TIM DUP, LA MÉLANCOLIE SUBLIMÉE

Chronique : Anaïse Lafontaine / Rédaction : Cécile Botton / Photographies © Dominique Goldo

Beaucoup ne le connaissent pas encore et pourtant, Tim Dup fait partie de cette grappe toute fraîche de talents émergents. Sa poésie chantée, ponctuée d’une touche de modernité, m’a réconciliée avec les voix françaises. Ce 16 mars, j’ai assisté à son concert au Reflektor.

Je suis arrivée juste au moment où Shelby Tarawa montait sur scène. Cette jeune femme, uniquement accompagnée de sa guitare, assure le début de la soirée avec un naturel déconcertant. Tout en sourire, elle chante sans filtre. Sa voix soul englobe toute la pièce et réchauffe la foule. Elle a d’ailleurs un certain nombre de fans dans la salle. Des compositions originales, une ambiance douce et chaleureuse nous emmènent en voyage le temps d’une première partie tout en soleil ! Sa prestation se termine par la reprise de Everything’s gonna be allright de Bob Marley pour le plaisir du public qui chante en chœur.

La salle est comble. Je m’attendais à un public plus jeune et je suis surprise de voir beaucoup de personnes d’âges et de styles différents. Un certain nombre d’entre elles semblent être venues pour Tim Dup, alors que les autres ne le connaissent pas et sont venus écouter Shelby Tarawa. La foule est motivée et s’impatiente. Certains se sont peut-être même un peu trop échauffés car ils frôlent une dispute rapidement maîtrisée.

C’est une voix douce récitant un morceau de texte, un nuage de poésie qui calme les esprits. La voix de Tim Dup le précède sur scène. Il arrive sous les applaudissements, s’installe derrière son synthétiseur et commence à jouer le morceau qu’il vient d’entamer a capella. Lui aussi est seul sur scène. À cet instant, impressionnée, je réalise que ce jeune homme est non seulement interprète et auteur, mais également compositeur.
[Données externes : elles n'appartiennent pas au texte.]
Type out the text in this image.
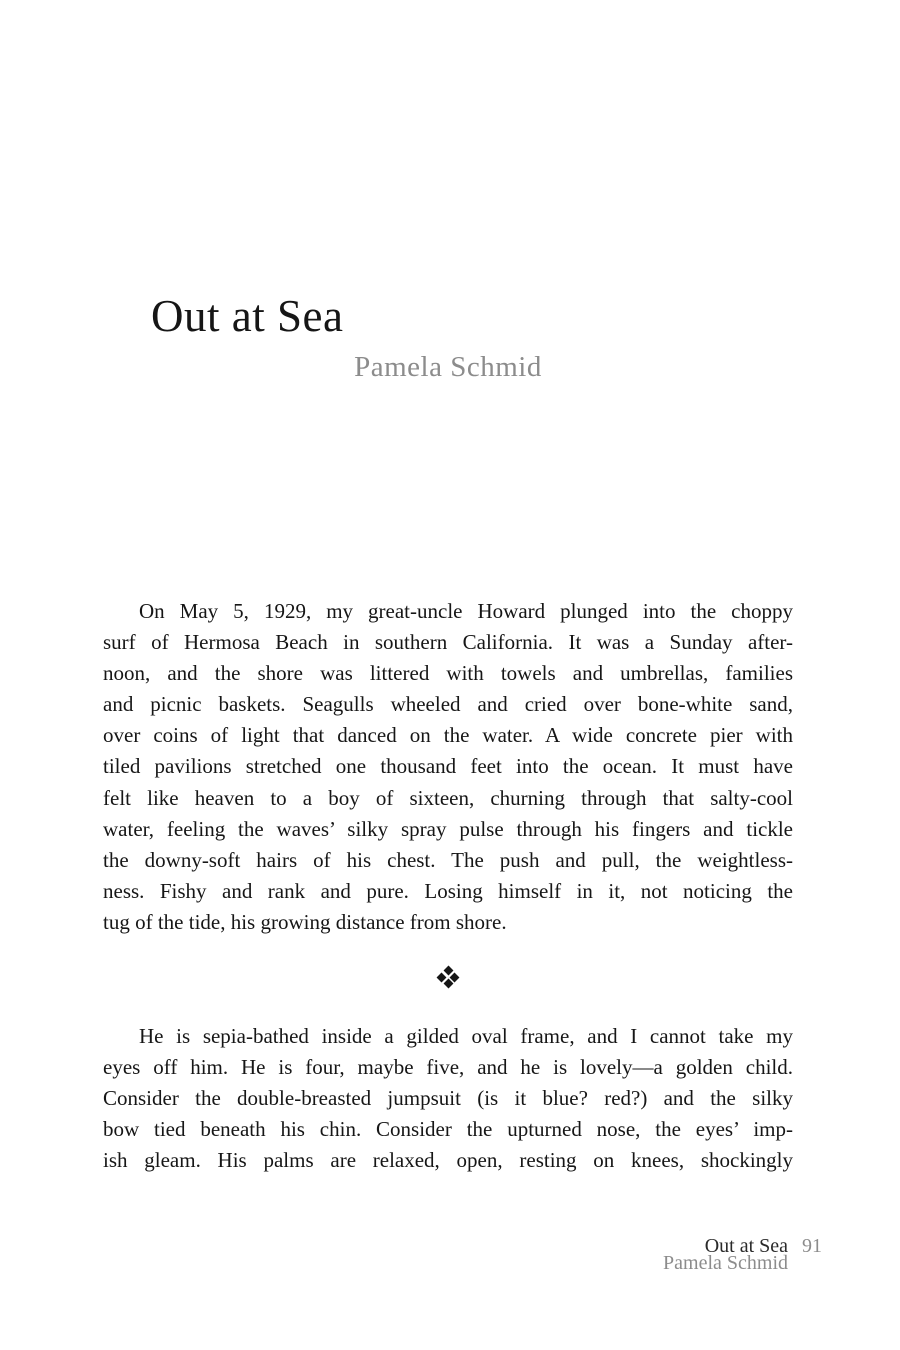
Out at Sea
Pamela Schmid
On May 5, 1929, my great-uncle Howard plunged into the choppy
surf of Hermosa Beach in southern California. It was a Sunday after-
noon, and the shore was littered with towels and umbrellas, families
and picnic baskets. Seagulls wheeled and cried over bone-white sand,
over coins of light that danced on the water. A wide concrete pier with
tiled pavilions stretched one thousand feet into the ocean. It must have
felt like heaven to a boy of sixteen, churning through that salty-cool
water, feeling the waves’ silky spray pulse through his fingers and tickle
the downy-soft hairs of his chest. The push and pull, the weightless-
ness. Fishy and rank and pure. Losing himself in it, not noticing the
tug of the tide, his growing distance from shore.
He is sepia-bathed inside a gilded oval frame, and I cannot take my
eyes off him. He is four, maybe five, and he is lovely—a golden child.
Consider the double-breasted jumpsuit (is it blue? red?) and the silky
bow tied beneath his chin. Consider the upturned nose, the eyes’ imp-
ish gleam. His palms are relaxed, open, resting on knees, shockingly
Out at Sea 91
Pamela Schmid
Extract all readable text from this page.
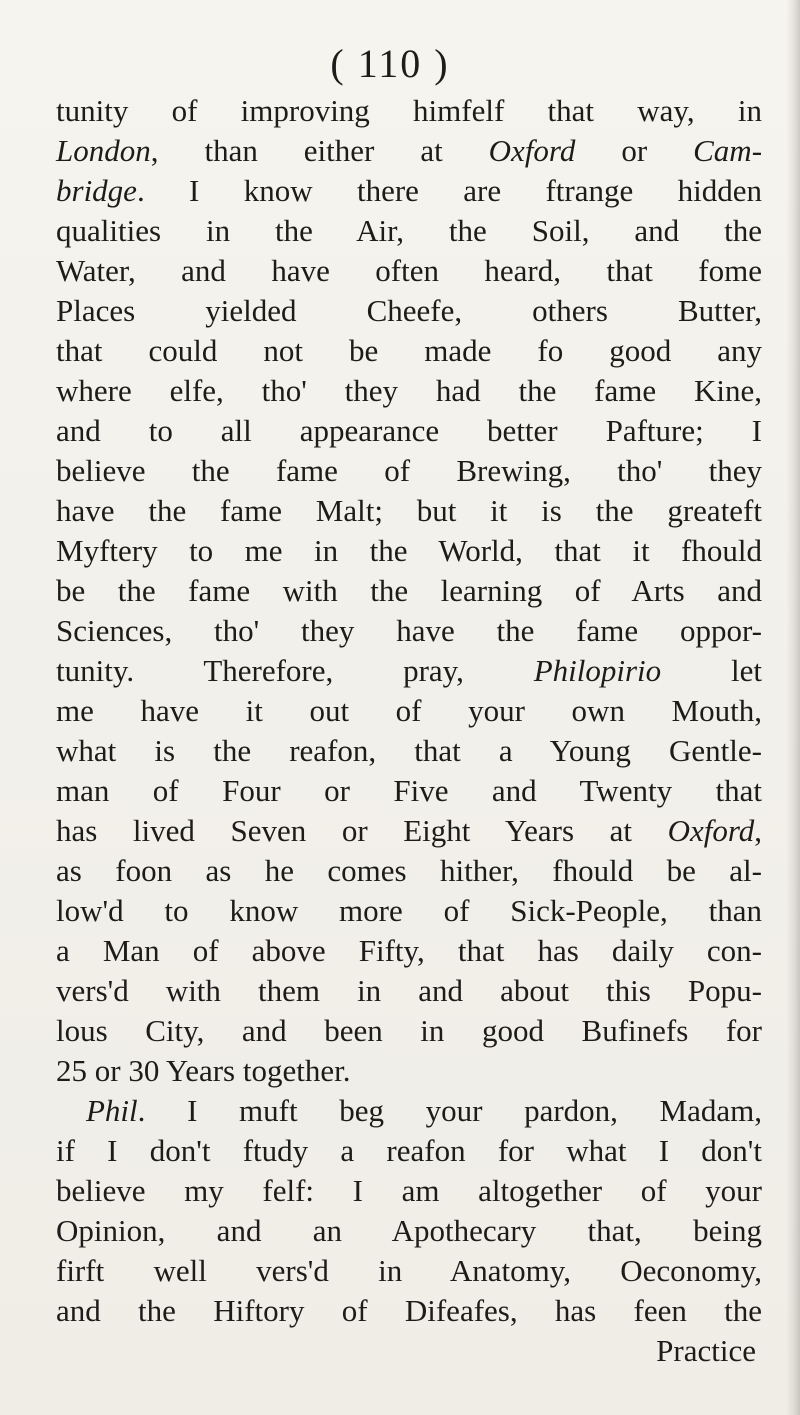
( 110 )
tunity of improving himfelf that way, in
London, than either at Oxford or Cam-
bridge. I know there are ftrange hidden
qualities in the Air, the Soil, and the
Water, and have often heard, that fome
Places yielded Cheefe, others Butter,
that could not be made fo good any
where elfe, tho' they had the fame Kine,
and to all appearance better Pafture; I
believe the fame of Brewing, tho' they
have the fame Malt; but it is the greateft
Myftery to me in the World, that it fhould
be the fame with the learning of Arts and
Sciences, tho' they have the fame oppor-
tunity. Therefore, pray, Philopirio let
me have it out of your own Mouth,
what is the reafon, that a Young Gentle-
man of Four or Five and Twenty that
has lived Seven or Eight Years at Oxford,
as foon as he comes hither, fhould be al-
low'd to know more of Sick-People, than
a Man of above Fifty, that has daily con-
vers'd with them in and about this Popu-
lous City, and been in good Bufinefs for
25 or 30 Years together.
Phil. I muft beg your pardon, Madam,
if I don't ftudy a reafon for what I don't
believe my felf: I am altogether of your
Opinion, and an Apothecary that, being
firft well vers'd in Anatomy, Oeconomy,
and the Hiftory of Difeafes, has feen the
Practice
Il nous chante sa Mélancolie heureuse, son Soleil noir, en nous expliquant que dans la vie, il est toujours le « cul entre deux chaises ». Il poursuit en nous racontant l’anecdote concernant cette fille Moïra Gynpt, qu’il a observée à la bibliothèque sans oser l’aborder, pour finir par la « stalker » sur Facebook. Il nous parle beaucoup, je trouve cela agréable et attachant. Cependant, l’ambiance entre chaque chanson retombe légèrement, ce qui peut rendre, par moment, la performance un peu molle.

Néanmoins, sur la scène, Tim Dup nous emmène en douceur, tout en nous faisant danser sur ses mélodies entraînantes. Il n’hésite pas à descendre dans la foule pour se mêler au public liégeois. À certains moments, sa voix s’arrache de sa gorge pour en devenir énervée, on y perçoit alors quelques fragilités… Une sorte de cris désenchantés qui contrastent avec sa voix délicate. Pourtant, derrière cette apparence juvénile et cette voix douce se cachent un réel cynisme à propos de la vie. Il nous offre une vision de son monde à travers des thèmes récurrents comme les désillusions, l’éphémère, la mélancolie ou encore l’amour. « Je parle de moi dans mes chansons, mais j’espère que je parle de vous aussi. » nous confie-t-il entre deux morceaux. Ce que j’aime chez ce garçon, c’est qu’il transforme des choses banales en instants de poésie quotidienne. Il arrive à parler de l’adulescence et de ce qui nous abîment sans masque. Il fait ressortir toute la beauté de ces instants fugaces. Il magnifie l’éphémère tout en rendant particulier le commun.

Dans le public, j’entends une remarque qui me fait sourire : « On dirait Nicolas Sirkis ! ». Il est vrai que son côté rêveur et enfantin nous montre certaines similitudes. Avec un brin d’audace et beaucoup de bienveillance, on ne peut que lui souhaiter la même carrière.